Soviet mathematician (1901–1975)

Pyotr Sergeyevich Novikov (Note: His name was also romanized as Petr Sergeevich Novikov.) (Пётр Серге́евич Но́виков; 15 August 1901, Moscow – 9 January 1975, Moscow) was a Soviet mathematician known for his work in group theory. His son, Sergei Novikov, was also a mathematician.

==Early life and education==
Pyotr Sergeyevich Novikov was born on 15 August 1901 in Moscow, Russia to Sergei Novikov, a merchant, and Alexandra Novikov.

He served in the Red Army during the Russian Civil War from 1920 to July 1922. He studied at Moscow University from 1919 to 1920 and again from 1922 until he graduated in 1925. He studied under Nikolai Luzin until he finished his graduate studies in 1929.

==Career==
Novikov worked at the Moscow D. Mendeleev Institute of Chemical Technology from 1929 until 1934, when he joined the Department of Real Function Theory at the Steklov Institute of Mathematics. He was awarded his doctorate in 1935 and promoted to full professor in 1939. Novikov became head of the Department of Analysis at the Moscow State Teachers Training Institute in 1944. In 1957, he became the first head of the Department of Mathematical Logic at the Steklov Institute. He jointly held both positions until he retired in 1972 and 1973 respectively.
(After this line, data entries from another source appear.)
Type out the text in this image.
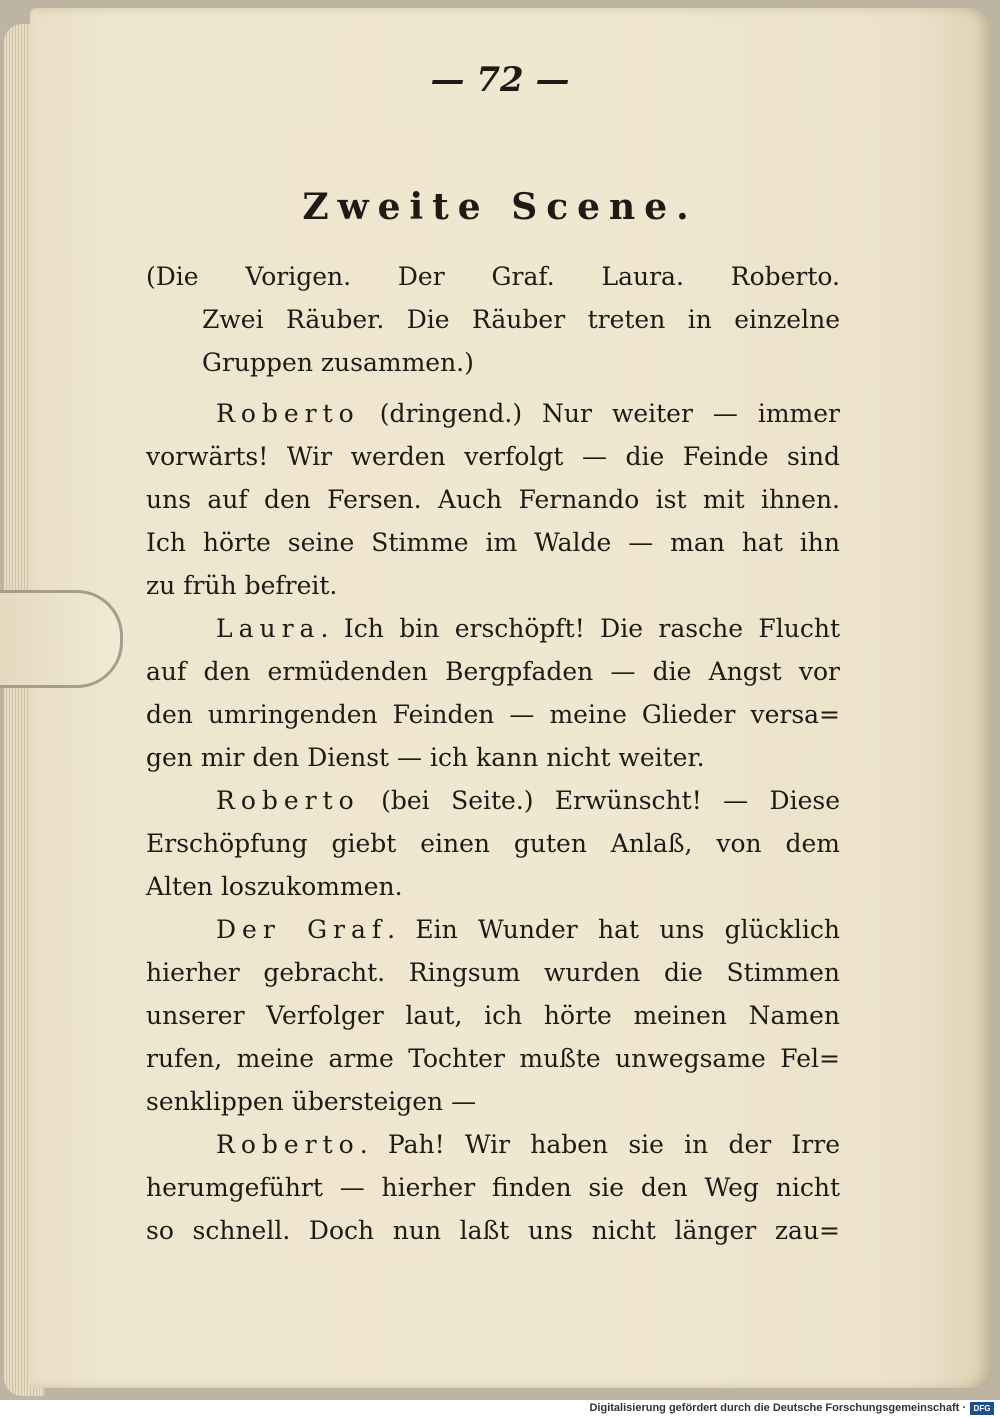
— 72 —
Zweite Scene.
(Die Vorigen. Der Graf. Laura. Roberto.
Zwei Räuber. Die Räuber treten in einzelne
Gruppen zusammen.)
Roberto (dringend.) Nur weiter — immer
vorwärts! Wir werden verfolgt — die Feinde sind
uns auf den Fersen. Auch Fernando ist mit ihnen.
Ich hörte seine Stimme im Walde — man hat ihn
zu früh befreit.
Laura. Ich bin erschöpft! Die rasche Flucht
auf den ermüdenden Bergpfaden — die Angst vor
den umringenden Feinden — meine Glieder versa=
gen mir den Dienst — ich kann nicht weiter.
Roberto (bei Seite.) Erwünscht! — Diese
Erschöpfung giebt einen guten Anlaß, von dem
Alten loszukommen.
Der Graf. Ein Wunder hat uns glücklich
hierher gebracht. Ringsum wurden die Stimmen
unserer Verfolger laut, ich hörte meinen Namen
rufen, meine arme Tochter mußte unwegsame Fel=
senklippen übersteigen —
Roberto. Pah! Wir haben sie in der Irre
herumgeführt — hierher finden sie den Weg nicht
so schnell. Doch nun laßt uns nicht länger zau=
Digitalisierung gefördert durch die Deutsche Forschungsgemeinschaft · DFG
Sergei Adian and Albert Muchnik were among his students.

==Research==
Novikov is known for his work on combinatorial problems in group theory: the word problem for groups, and his progress in the Burnside problem. In 1955, he proved the Novikov–Boone theorem: that there is a finite presentation of a group ⟨S | R⟩ for which there is no algorithm which, given two words u, v, decides whether u and v describe the same element in the group.

== Awards and honors ==
Novikov was elected a corresponding member and then a full member of the Academy of Sciences of the Soviet Union in 1953 and 1960, respectively.

He was awarded the Lenin Prize in 1957 for proving the undecidability of the word problem in groups.

He received the Order of Lenin in 1961 and again in 1971. He was awarded the Order of the Red Banner of Labour. The State Prize of the Russian Federation was awarded to Novikov posthumously in 1999.

==Personal life==
He was married to mathematician Lyudmila Keldysh (1904–1976). Their son Sergei Novikov (1938–2024) became the first Soviet mathematician to receive the Fields Medal.

He died on 9 January 1975 in Moscow.